The cache-size configuration value specifies a target size for the cache. Its default value is 1 GB. When the cache consumes more than this amount of space, the worker will remove unused cache entries until the size is below this value.

It's important to note that this isn't a hard limit, and the worker will go above this amount in two cases. First, the worker always needs all of the currently-executing jobs' layers in cache. Second, the worker currently first downloads an artifact in its entirety, then adds it to the cache, then removes old values if the cache has grown too large. In this scenario, the combined size of the downloading artifact and the cache may exceed cache-size.

For these reasons, it's important to leave some wiggle room in the cache-size setting.

inline-limit

The inline-limit configuration value specifies how many bytes of stdout or stderr will be captured from jobs. Its default value is 1 MB. If stdout or stderr grows larger, the client will be given inline-limit bytes and told that the rest of the data was truncated.

In the future we will add support for the worker storing all of stdout and stderr if they exceed inline-limit. The client would then be able to download it "out of band".

slots

The slots configuration value specifies how many jobs the worker will run concurrently. Its default value is the number of CPU cores on the machine. In the future, we will add support for jobs consuming more than one slot.

Running as systemd Service

You may choose to run maelstrom-worker in the background as a systemd service. This chapter covers one way to do that.

The maelstrom-worker does not need to run as root. Given this, we can create a non-privileged user to run the service:

sudo adduser --disabled-login --gecos "Maelstrom Worker User" maelstrom-worker
sudo -u maelstrom-worker mkdir ~maelstrom-worker/cache
sudo -u maelstrom-worker touch ~maelstrom-worker/config.toml
sudo cp ~/.cargo/bin/maelstrom-worker ~maelstrom-worker/

This assumes the maelstrom-worker binary is installed in ~/.cargo/bin/.

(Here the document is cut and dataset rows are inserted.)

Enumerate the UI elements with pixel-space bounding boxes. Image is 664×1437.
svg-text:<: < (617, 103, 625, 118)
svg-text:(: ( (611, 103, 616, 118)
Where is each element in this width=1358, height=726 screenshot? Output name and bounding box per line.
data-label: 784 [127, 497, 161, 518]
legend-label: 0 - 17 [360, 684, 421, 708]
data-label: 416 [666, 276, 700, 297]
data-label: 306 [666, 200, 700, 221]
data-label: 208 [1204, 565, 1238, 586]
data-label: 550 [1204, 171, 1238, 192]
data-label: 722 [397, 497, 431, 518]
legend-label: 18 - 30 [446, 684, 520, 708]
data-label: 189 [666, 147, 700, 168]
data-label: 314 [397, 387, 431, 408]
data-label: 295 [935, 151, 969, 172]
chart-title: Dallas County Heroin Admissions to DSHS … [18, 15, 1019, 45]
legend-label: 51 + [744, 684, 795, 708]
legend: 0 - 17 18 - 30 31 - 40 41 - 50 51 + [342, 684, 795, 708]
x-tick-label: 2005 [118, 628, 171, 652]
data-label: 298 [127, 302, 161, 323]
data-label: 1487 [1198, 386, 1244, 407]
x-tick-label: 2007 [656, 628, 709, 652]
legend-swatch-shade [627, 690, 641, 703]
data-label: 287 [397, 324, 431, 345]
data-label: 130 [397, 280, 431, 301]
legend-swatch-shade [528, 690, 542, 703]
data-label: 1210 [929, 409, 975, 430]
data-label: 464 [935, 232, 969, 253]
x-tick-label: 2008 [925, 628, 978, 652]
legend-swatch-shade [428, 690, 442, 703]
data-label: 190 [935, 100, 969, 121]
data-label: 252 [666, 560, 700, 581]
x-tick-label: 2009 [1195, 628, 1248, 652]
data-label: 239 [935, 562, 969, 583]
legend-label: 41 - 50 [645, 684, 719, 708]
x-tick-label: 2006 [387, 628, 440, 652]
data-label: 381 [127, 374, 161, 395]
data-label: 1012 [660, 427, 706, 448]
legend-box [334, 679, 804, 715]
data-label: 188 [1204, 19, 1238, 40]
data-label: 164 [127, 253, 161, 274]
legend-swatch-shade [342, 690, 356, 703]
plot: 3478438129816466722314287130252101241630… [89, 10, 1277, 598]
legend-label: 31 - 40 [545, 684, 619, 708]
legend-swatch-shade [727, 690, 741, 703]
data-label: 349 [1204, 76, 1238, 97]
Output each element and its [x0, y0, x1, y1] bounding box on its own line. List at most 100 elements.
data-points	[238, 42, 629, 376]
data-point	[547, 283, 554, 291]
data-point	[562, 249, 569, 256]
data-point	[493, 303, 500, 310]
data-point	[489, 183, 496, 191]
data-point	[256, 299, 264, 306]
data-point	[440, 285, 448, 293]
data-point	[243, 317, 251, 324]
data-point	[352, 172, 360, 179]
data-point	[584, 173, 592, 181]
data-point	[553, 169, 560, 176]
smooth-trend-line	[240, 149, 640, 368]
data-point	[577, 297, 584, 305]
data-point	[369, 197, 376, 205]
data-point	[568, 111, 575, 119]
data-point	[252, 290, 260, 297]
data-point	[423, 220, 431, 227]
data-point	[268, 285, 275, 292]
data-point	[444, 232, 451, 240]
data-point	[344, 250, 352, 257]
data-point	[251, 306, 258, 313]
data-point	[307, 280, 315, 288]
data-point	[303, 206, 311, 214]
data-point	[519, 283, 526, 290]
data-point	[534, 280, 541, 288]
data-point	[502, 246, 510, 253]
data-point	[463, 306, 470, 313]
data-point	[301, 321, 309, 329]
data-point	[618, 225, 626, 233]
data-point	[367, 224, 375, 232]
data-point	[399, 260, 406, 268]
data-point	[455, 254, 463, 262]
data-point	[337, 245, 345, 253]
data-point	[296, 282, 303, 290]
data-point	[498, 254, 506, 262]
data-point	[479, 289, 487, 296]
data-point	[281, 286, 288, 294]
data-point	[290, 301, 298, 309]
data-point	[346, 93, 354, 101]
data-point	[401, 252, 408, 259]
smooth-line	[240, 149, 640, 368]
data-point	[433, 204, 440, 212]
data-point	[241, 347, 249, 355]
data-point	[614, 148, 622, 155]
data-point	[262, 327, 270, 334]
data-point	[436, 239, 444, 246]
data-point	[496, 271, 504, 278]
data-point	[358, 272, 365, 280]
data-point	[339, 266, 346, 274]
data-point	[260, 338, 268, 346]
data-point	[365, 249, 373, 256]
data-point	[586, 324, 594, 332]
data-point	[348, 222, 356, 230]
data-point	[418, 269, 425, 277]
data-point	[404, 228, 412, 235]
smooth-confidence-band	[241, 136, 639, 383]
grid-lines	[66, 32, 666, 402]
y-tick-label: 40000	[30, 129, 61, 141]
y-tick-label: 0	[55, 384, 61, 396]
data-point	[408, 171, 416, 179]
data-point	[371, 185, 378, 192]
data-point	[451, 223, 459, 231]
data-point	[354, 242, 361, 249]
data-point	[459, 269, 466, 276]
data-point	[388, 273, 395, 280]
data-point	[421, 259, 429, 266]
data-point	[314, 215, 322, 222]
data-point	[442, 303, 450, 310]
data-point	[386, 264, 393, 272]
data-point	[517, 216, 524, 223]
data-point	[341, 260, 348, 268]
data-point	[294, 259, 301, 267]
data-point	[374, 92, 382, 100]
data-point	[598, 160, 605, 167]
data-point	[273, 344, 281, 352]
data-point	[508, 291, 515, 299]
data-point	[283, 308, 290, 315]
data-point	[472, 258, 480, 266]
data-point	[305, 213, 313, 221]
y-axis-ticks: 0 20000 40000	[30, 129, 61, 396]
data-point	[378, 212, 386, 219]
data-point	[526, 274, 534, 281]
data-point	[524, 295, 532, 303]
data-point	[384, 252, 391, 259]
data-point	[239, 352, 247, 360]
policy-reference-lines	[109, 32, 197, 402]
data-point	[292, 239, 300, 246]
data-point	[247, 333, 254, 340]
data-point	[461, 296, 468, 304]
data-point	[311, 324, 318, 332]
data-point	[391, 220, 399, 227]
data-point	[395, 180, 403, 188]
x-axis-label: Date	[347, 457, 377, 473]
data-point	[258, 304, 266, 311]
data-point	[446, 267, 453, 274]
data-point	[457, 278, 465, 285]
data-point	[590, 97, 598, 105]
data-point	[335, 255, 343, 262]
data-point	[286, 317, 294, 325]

Next, create a service file at /etc/systemd/system/maelstrom-worker.service and fill it with the following contents:

[Unit]
Description=Maelstrom Worker

[Service]
User=maelstrom-worker
WorkingDirectory=/home/maelstrom-worker
ExecStart=/home/maelstrom-worker/maelstrom-worker \
    --config-file /home/maelstrom-worker/config.toml
Restart=always
RestartSec=3

[Install]
WantedBy=multi-user.target

Next, edit the file at /home/maelstrom-worker/config.toml and fill it with the following contents:

broker = "<broker-machine-address>:<broker-port>"
cache-root = "/home/maelstrom-worker/cache"

The <broker-machine-address> and <broker-port> need to be substituted with their actual values. You can add other configuration values as you please.

Finally, enable and start the worker:

sudo systemctl enable maelstrom-worker
sudo systemctl start maelstrom-worker

The worker should be running now. If you want, you can verify this by pulling up the broker web UI and checking the worker count, or by looking at the broker's log messages.